A fome não é um fenômeno natural. É um fenômeno político, de escolhas feitas pelas elites dirigentes com vistas às suas prioridades. Josué de Castro, em sua obra Geografia da Fome, publicada no imediato pós-II Guerra, deu uma grande contribuição para o entendimento de que a fome e o subdesenvolvimento fazem parte do mesmo quadro histórico-estrutural. Concorreu ao Nobel da Paz e da Medicina por sua militância contra a fome.
Em 1987, o Dieese recebeu o prêmio Josué de Castro conferido pela UNB – Universidade de Brasília e pelo INAN – Instituto Nacional de Alimentação e Nutrição. Foi um reconhecimento por uma longa trajetória de estudos sobre a inflação, o salário mínimo, a distribuição de renda e a nutrição.
O Departamento, como nós o chamávamos, lidava com a carestia desde sua fundação, em 1955. E com uma dimensão ainda pouco visível nos estudos sobre alimentação, que se centravam principalmente na disponibilidade dos alimentos e não no tema do acesso a eles.
O acesso aos alimentos é uma questão fundamental, pois um país pode até produzir alimentos suficientes para abastecer sua população (como é o caso do Brasil, um dos maiores exportadores de alimentos do mundo) mas, mesmo assim, ter a fome como uma tragédia cotidiana. O Dieese trazia esta questão ao debate desde sempre. O salário mínimo era insuficiente para alimentar a família; o custo da cesta básica consumia quase todo o salário; o número de horas de trabalho necessárias para comprar um litro de leite ou o pão francês subia o tempo todo.
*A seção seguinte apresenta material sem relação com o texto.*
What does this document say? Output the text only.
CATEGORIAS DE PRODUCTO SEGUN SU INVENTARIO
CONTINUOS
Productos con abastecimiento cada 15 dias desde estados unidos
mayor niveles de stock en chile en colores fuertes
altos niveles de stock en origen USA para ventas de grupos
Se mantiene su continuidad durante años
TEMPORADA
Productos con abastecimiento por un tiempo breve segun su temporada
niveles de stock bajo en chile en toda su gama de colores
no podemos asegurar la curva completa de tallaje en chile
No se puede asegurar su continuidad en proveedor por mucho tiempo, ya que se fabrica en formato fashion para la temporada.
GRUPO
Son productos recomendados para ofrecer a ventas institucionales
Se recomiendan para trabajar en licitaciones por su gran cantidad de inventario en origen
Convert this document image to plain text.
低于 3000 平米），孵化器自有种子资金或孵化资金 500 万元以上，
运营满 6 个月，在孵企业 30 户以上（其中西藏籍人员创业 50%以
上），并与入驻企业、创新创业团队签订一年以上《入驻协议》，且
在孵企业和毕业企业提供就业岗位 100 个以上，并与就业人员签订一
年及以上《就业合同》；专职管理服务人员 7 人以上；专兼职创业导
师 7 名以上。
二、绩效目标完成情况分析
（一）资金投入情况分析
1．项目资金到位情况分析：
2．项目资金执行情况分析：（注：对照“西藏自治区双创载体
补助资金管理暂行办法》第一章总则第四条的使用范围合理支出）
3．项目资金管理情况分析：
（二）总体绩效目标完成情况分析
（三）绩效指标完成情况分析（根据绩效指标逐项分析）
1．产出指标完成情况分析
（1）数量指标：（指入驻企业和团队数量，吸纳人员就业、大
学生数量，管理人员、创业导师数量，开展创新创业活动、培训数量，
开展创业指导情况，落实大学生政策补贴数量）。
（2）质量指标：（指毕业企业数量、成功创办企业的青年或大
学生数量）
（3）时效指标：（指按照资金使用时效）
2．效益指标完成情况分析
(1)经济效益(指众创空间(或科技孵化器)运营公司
Era comum se perguntar como as pessoas conseguiam sobreviver com o salário mínimo. Não conseguiam. O Dieese, nos anos 80, teve acesso às estatísticas de expectativa de vida por faixas de renda. Estava ali a prova: os que ganhavam abaixo de três salários mínimos tinham expectativa de vida menor em até 15 anos do que aqueles que estavam em faixas superiores de salários.
Constatou também, usando metodologia da Escola de Saúde Pública da USP, que havia uma relação inversa entre o poder de compra do salário-mínimo medido em cestas básicas e a mortalidade infantil: quanto maior o salário-mínimo real, menor a mortalidade infantil. Essa correlação deixou de existir ao longo dos anos 80, quando o acúmulo de investimentos em saneamento básico e saúde vindos desde a década anterior, principalmente na vacinação infantil, passaram a ser um fator importante na diminuição da mortalidade infantil.
Os estudos atuais sobre segurança alimentar não consideram apenas a disponibilidade e acesso aos alimentos, mas também o preparo dos alimentos. Aqui, o tema do saneamento é central. Alimentos preparados com água de má qualidade não geram os resultados nutricionais esperados, já que as pessoas podem ser contaminadas com doenças que impedem a absorção adequada dos nutrientes. É a desnutrição ocorrendo mesmo quando há alimentos disponíveis e a renda mínima permite a compra de alimentos suficientes.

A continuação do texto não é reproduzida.